Google will open a new data center on the coast of Denmark, its fifth such facility in Europe.
Google has selected a location just outside of Fredericia, a town on the eastern coast of the Jutland Peninsula west of Denmark's capital Copenhagen.
Google's new Danish data center will be a few hours drive from Apple's two data centers on the same peninsula.
Apple announced its first Danish data center in Jutland in 2015, and has since built a second data center in Aabenraa, near the Danish-German border, which is expected to come online in the next few months.
Google plans to offset its carbon footprint by investing in Power Purchase Agreements (PPAs), which allow it to buy electricity from renewable energy projects on the same grid the data center is located.
The company is looking to create PPAs with Danish offshore wind, onshore wind, and solar energy renewable projects.
Google has previously locked in PPAs backing Swedish wind farms that indirectly supply power to its data center in Finland.

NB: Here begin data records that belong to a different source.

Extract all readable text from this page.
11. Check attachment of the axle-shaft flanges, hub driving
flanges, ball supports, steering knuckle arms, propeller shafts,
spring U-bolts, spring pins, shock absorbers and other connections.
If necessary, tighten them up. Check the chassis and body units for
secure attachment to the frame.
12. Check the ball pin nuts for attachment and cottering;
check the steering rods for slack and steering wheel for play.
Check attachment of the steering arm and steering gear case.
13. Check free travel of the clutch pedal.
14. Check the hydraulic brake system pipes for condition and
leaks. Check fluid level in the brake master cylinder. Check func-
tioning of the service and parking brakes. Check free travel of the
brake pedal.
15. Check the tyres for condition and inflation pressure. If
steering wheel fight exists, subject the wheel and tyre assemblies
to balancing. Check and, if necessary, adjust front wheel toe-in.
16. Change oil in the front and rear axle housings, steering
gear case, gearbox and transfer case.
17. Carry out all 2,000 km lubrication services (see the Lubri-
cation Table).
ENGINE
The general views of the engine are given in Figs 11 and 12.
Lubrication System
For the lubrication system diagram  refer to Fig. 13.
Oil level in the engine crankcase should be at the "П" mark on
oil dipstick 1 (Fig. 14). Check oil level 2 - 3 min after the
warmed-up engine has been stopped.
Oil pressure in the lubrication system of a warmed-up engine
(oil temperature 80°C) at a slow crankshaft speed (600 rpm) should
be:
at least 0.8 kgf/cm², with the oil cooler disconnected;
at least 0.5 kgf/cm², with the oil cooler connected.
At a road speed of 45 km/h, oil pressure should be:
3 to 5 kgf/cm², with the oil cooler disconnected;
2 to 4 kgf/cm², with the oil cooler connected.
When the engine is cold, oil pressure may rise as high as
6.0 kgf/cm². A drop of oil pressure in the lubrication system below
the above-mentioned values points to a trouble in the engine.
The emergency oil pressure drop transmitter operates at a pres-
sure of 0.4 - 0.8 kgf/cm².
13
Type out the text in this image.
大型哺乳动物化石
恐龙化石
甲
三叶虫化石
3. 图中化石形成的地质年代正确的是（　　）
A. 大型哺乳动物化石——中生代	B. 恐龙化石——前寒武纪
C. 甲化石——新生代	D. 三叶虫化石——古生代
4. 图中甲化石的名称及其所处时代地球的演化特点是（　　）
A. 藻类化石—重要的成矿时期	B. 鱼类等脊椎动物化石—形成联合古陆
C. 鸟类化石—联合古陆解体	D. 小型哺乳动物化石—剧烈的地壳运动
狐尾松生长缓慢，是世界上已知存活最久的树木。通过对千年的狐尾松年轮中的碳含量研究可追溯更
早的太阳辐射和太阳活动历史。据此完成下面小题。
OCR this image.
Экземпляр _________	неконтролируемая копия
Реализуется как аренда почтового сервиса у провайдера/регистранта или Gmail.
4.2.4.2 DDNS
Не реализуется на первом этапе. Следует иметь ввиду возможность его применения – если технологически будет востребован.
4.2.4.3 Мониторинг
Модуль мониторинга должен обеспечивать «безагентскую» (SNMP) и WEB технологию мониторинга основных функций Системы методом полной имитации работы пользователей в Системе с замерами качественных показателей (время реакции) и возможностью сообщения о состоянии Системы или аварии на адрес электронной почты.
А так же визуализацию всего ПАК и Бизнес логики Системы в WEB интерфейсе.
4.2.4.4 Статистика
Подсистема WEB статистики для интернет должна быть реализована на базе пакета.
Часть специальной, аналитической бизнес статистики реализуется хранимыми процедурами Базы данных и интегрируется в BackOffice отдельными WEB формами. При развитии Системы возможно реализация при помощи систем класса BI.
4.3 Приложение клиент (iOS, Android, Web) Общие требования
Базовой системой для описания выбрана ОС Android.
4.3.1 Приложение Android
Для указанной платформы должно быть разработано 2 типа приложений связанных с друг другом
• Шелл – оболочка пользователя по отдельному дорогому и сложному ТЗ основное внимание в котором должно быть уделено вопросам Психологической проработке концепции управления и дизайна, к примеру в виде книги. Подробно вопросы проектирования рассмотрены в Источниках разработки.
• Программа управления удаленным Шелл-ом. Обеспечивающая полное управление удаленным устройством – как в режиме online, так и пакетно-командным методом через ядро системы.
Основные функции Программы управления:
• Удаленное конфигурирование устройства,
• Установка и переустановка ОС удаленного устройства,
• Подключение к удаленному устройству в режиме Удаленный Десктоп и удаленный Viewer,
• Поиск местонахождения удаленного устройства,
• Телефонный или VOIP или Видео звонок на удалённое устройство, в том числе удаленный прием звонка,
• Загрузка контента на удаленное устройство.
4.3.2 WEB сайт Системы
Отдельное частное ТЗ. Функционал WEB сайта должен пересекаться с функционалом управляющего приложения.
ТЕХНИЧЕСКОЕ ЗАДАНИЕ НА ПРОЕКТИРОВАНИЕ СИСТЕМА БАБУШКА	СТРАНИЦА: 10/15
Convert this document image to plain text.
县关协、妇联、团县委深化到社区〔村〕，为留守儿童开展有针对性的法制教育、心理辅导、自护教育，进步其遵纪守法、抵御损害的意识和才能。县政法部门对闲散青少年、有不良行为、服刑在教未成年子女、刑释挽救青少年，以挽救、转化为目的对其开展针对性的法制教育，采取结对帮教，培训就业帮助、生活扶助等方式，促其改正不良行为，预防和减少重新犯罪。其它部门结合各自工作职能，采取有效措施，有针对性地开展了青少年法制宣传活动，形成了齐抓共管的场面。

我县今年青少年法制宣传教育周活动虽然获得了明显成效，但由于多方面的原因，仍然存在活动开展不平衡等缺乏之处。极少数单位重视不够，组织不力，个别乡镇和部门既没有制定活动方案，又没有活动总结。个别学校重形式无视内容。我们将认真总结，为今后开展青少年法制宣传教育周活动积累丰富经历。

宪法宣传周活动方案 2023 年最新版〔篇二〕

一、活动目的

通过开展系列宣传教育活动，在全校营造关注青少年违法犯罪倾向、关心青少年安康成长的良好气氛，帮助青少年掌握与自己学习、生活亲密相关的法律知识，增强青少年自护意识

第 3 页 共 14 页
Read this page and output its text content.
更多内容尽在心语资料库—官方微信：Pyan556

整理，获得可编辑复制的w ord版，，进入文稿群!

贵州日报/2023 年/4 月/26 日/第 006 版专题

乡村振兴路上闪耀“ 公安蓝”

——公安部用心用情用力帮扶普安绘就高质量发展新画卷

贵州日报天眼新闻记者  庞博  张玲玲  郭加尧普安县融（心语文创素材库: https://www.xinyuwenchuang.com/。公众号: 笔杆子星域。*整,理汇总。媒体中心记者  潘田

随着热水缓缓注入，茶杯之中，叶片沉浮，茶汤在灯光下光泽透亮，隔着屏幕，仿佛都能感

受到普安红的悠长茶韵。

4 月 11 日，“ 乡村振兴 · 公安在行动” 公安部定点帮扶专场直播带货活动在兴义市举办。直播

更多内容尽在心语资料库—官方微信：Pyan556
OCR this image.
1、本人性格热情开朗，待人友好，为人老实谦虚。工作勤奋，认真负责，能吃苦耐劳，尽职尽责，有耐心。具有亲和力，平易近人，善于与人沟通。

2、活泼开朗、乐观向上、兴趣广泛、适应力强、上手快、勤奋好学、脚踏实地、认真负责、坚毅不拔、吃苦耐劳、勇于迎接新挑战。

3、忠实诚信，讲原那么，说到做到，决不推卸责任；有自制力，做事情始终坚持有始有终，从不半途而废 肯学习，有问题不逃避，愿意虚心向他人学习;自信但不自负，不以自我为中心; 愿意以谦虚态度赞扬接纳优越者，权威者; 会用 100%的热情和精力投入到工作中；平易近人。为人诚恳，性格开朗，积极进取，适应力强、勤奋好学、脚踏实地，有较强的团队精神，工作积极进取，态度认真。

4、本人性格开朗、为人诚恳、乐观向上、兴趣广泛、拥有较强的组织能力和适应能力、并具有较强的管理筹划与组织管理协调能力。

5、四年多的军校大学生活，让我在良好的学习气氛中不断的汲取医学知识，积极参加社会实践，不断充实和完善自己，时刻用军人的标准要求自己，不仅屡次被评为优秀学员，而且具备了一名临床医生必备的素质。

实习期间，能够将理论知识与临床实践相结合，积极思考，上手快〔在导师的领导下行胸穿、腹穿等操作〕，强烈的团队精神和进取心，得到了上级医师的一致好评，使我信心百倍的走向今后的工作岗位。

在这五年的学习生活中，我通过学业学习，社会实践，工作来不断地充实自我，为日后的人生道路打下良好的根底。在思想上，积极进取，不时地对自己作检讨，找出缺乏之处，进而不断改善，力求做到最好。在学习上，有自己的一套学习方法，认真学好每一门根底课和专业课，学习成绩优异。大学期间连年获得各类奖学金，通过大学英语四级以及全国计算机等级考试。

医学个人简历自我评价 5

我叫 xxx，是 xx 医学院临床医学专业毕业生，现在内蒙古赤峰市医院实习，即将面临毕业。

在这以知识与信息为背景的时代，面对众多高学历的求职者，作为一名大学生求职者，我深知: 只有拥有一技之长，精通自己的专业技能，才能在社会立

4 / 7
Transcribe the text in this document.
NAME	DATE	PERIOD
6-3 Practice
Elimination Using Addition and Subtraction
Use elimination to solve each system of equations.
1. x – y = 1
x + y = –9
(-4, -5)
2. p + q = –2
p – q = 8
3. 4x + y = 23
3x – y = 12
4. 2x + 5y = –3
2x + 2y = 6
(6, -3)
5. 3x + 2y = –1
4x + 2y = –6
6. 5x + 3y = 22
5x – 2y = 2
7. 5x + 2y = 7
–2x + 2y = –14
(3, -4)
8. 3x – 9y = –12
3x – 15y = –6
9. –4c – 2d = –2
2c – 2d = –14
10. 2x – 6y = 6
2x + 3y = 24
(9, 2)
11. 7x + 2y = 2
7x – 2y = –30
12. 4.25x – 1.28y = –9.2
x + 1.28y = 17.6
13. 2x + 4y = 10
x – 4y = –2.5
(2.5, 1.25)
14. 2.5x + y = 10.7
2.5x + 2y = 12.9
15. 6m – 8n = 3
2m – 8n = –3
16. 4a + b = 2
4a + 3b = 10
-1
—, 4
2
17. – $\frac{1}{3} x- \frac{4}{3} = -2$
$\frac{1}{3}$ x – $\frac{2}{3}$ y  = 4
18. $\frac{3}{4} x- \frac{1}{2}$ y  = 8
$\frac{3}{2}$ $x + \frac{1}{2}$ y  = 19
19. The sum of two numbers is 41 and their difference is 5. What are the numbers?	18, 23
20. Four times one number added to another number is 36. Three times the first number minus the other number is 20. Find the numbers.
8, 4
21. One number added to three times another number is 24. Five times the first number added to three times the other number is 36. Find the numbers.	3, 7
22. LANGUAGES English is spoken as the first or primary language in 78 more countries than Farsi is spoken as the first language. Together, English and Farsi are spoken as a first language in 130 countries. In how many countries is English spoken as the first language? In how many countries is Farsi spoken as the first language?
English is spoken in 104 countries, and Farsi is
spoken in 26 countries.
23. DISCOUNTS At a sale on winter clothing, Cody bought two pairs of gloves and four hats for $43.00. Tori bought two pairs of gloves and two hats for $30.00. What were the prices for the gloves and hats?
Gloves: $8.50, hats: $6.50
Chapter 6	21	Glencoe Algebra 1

The company this year also announced investments in new undersea cables for its cloud computing platform, including the Havfrue link connecting the US to Denmark and Ireland. It's expected to come online in late 2019.
The Denmark facility is timetabled to be complete in 2021 and will be Google's fifth European data center, joining others in Belgium, Finland, Ireland, and the Netherlands.
Citing forecasts from a Danish economic consultancy, Google says it expects to create 1,450 construction jobs per year between 2018 and 2021. Once the site is operational it will employ from 150 to 250 people.